Sunday, February 14, 2016
Xiao Yang, University of North Carolina at Chapel Hill, Chapel Hill, NC
Ever since the cross-core chronology became available, the connection between the Earth’s polar regions - or the lack of such [Wunsch, 2003; 2006] - has been an on-going debate in the paleoclimate community. While the inverse relationship inferred from the bipolar seesaw model [Crowley, 1992] could not account for the difference in signal shape of the polar records, integration/differentiation (I/D) has been proposed as the linkage between them [Schmittner et al., 2003; Huybers, 2004; Roe and Steig, 2004; Schmittner et al., 2004]. Stoker and Johnsen [2003] have proposed a revised (thermal) bipolar seesaw model (TBS), demonstrating that the climate record from Antarctic is that of the Greenland convolved with an exponential decaying function, which represents the heat reservoir of the Southern Ocean.

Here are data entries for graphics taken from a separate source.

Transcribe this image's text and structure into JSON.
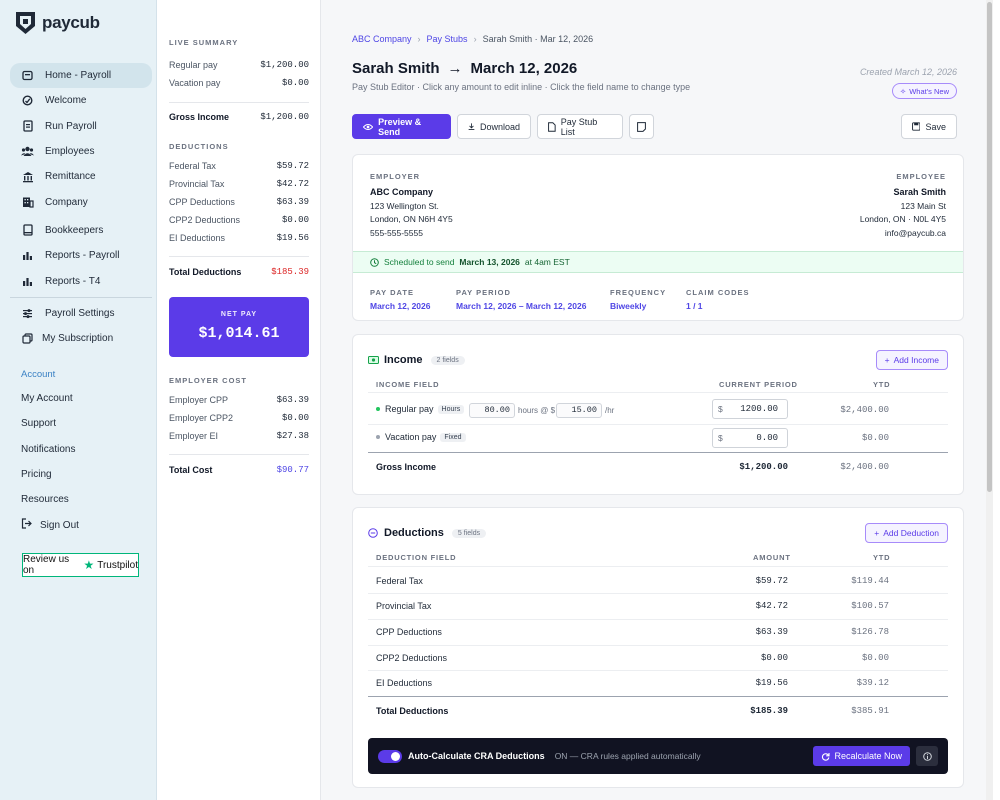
{
  "brand": {
    "name": "paycub"
  },
  "nav": {
    "main": [
      {
        "label": "Home - Payroll",
        "icon": "home-icon"
      },
      {
        "label": "Welcome",
        "icon": "hand-icon"
      },
      {
        "label": "Run Payroll",
        "icon": "document-icon"
      },
      {
        "label": "Employees",
        "icon": "users-icon"
      },
      {
        "label": "Remittance",
        "icon": "bank-icon"
      },
      {
        "label": "Company",
        "icon": "building-icon"
      }
    ],
    "secondary": [
      {
        "label": "Bookkeepers",
        "icon": "book-icon"
      },
      {
        "label": "Reports - Payroll",
        "icon": "bar-chart-icon"
      },
      {
        "label": "Reports - T4",
        "icon": "bar-chart-icon"
      }
    ],
    "settings": [
      {
        "label": "Payroll Settings",
        "icon": "sliders-icon"
      },
      {
        "label": "My Subscription",
        "icon": "copy-icon"
      }
    ],
    "account_heading": "Account",
    "account": [
      {
        "label": "My Account"
      },
      {
        "label": "Support"
      },
      {
        "label": "Notifications"
      },
      {
        "label": "Pricing"
      },
      {
        "label": "Resources"
      },
      {
        "label": "Sign Out",
        "icon": "sign-out-icon"
      }
    ],
    "trustpilot": {
      "prefix": "Review us on",
      "brand": "Trustpilot"
    }
  },
  "summary": {
    "live_heading": "LIVE SUMMARY",
    "earnings": [
      {
        "label": "Regular pay",
        "value": "$1,200.00"
      },
      {
        "label": "Vacation pay",
        "value": "$0.00"
      }
    ],
    "gross": {
      "label": "Gross Income",
      "value": "$1,200.00"
    },
    "deductions_heading": "DEDUCTIONS",
    "deductions": [
      {
        "label": "Federal Tax",
        "value": "$59.72"
      },
      {
        "label": "Provincial Tax",
        "value": "$42.72"
      },
      {
        "label": "CPP Deductions",
        "value": "$63.39"
      },
      {
        "label": "CPP2 Deductions",
        "value": "$0.00"
      },
      {
        "label": "EI Deductions",
        "value": "$19.56"
      }
    ],
    "total_deductions": {
      "label": "Total Deductions",
      "value": "$185.39"
    },
    "net_pay": {
      "label": "NET PAY",
      "value": "$1,014.61"
    },
    "employer_heading": "EMPLOYER COST",
    "employer": [
      {
        "label": "Employer CPP",
        "value": "$63.39"
      },
      {
        "label": "Employer CPP2",
        "value": "$0.00"
      },
      {
        "label": "Employer EI",
        "value": "$27.38"
      }
    ],
    "total_cost": {
      "label": "Total Cost",
      "value": "$90.77"
    }
  },
  "header": {
    "breadcrumb": [
      "ABC Company",
      "Pay Stubs",
      "Sarah Smith · Mar 12, 2026"
    ],
    "employee_name": "Sarah Smith",
    "arrow": "→",
    "date": "March 12, 2026",
    "subtitle": "Pay Stub Editor · Click any amount to edit inline · Click the field name to change type",
    "created": "Created March 12, 2026",
    "whats_new": "What's New"
  },
  "toolbar": {
    "preview_send": "Preview & Send",
    "download": "Download",
    "pay_stub_list": "Pay Stub List",
    "save": "Save"
  },
  "stub": {
    "employer_label": "EMPLOYER",
    "employer": {
      "name": "ABC Company",
      "line1": "123 Wellington St.",
      "line2": "London, ON N6H 4Y5",
      "phone": "555-555-5555"
    },
    "employee_label": "EMPLOYEE",
    "employee": {
      "name": "Sarah Smith",
      "line1": "123 Main St",
      "line2": "London, ON · N0L 4Y5",
      "email": "info@paycub.ca"
    },
    "schedule": {
      "prefix": "Scheduled to send",
      "date": "March 13, 2026",
      "suffix": "at 4am EST"
    },
    "pay_date": {
      "label": "PAY DATE",
      "value": "March 12, 2026"
    },
    "pay_period": {
      "label": "PAY PERIOD",
      "value": "March 12, 2026 – March 12, 2026"
    },
    "frequency": {
      "label": "FREQUENCY",
      "value": "Biweekly"
    },
    "claim_codes": {
      "label": "CLAIM CODES",
      "value": "1 / 1"
    }
  },
  "income": {
    "title": "Income",
    "count": "2 fields",
    "add_button": "Add Income",
    "col_field": "INCOME FIELD",
    "col_current": "CURRENT PERIOD",
    "col_ytd": "YTD",
    "regular": {
      "label": "Regular pay",
      "tag": "Hours",
      "hours": "80.00",
      "hours_text": "hours @ $",
      "rate": "15.00",
      "per": "/hr",
      "currency": "$",
      "amount": "1200.00",
      "ytd": "$2,400.00"
    },
    "vacation": {
      "label": "Vacation pay",
      "tag": "Fixed",
      "currency": "$",
      "amount": "0.00",
      "ytd": "$0.00"
    },
    "gross": {
      "label": "Gross Income",
      "current": "$1,200.00",
      "ytd": "$2,400.00"
    }
  },
  "deductions": {
    "title": "Deductions",
    "count": "5 fields",
    "add_button": "Add Deduction",
    "col_field": "DEDUCTION FIELD",
    "col_amount": "AMOUNT",
    "col_ytd": "YTD",
    "rows": [
      {
        "label": "Federal Tax",
        "amount": "$59.72",
        "ytd": "$119.44"
      },
      {
        "label": "Provincial Tax",
        "amount": "$42.72",
        "ytd": "$100.57"
      },
      {
        "label": "CPP Deductions",
        "amount": "$63.39",
        "ytd": "$126.78"
      },
      {
        "label": "CPP2 Deductions",
        "amount": "$0.00",
        "ytd": "$0.00"
      },
      {
        "label": "EI Deductions",
        "amount": "$19.56",
        "ytd": "$39.12"
      }
    ],
    "total": {
      "label": "Total Deductions",
      "amount": "$185.39",
      "ytd": "$385.91"
    },
    "auto": {
      "label": "Auto-Calculate CRA Deductions",
      "status": "ON — CRA rules applied automatically",
      "button": "Recalculate Now"
    }
  },
  "colors": {
    "accent": "#5b3be8",
    "sidebar_bg": "#e6f1f6",
    "danger": "#dc2626",
    "success": "#15803d"
  }
}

More recently, Rial [2012] has proposed phase synchronization (PS) as the polar climate connection from which polar climate records can be treated approximately as a Hilbert transform pair. All three models (I/D, TBS, and PS) have been used to reconstruct past climate of the north from the longer climate record of the south [Siddall et al., 2006; Barker et al., 2011; Oh et al., 2014]. However, no comparison has been made to test and analyze these models against one another for their performance and stabilities. Here we investigated the aforementioned models with polar climate data on the recent AICC2012 chronology to derive the similarities and differences among them in both time and frequency domains. Most importantly we discussed how such differences translate to the discrepancies in reconstructions of the northern climate and possible physical mechanism(s) of connection each model limits and allows.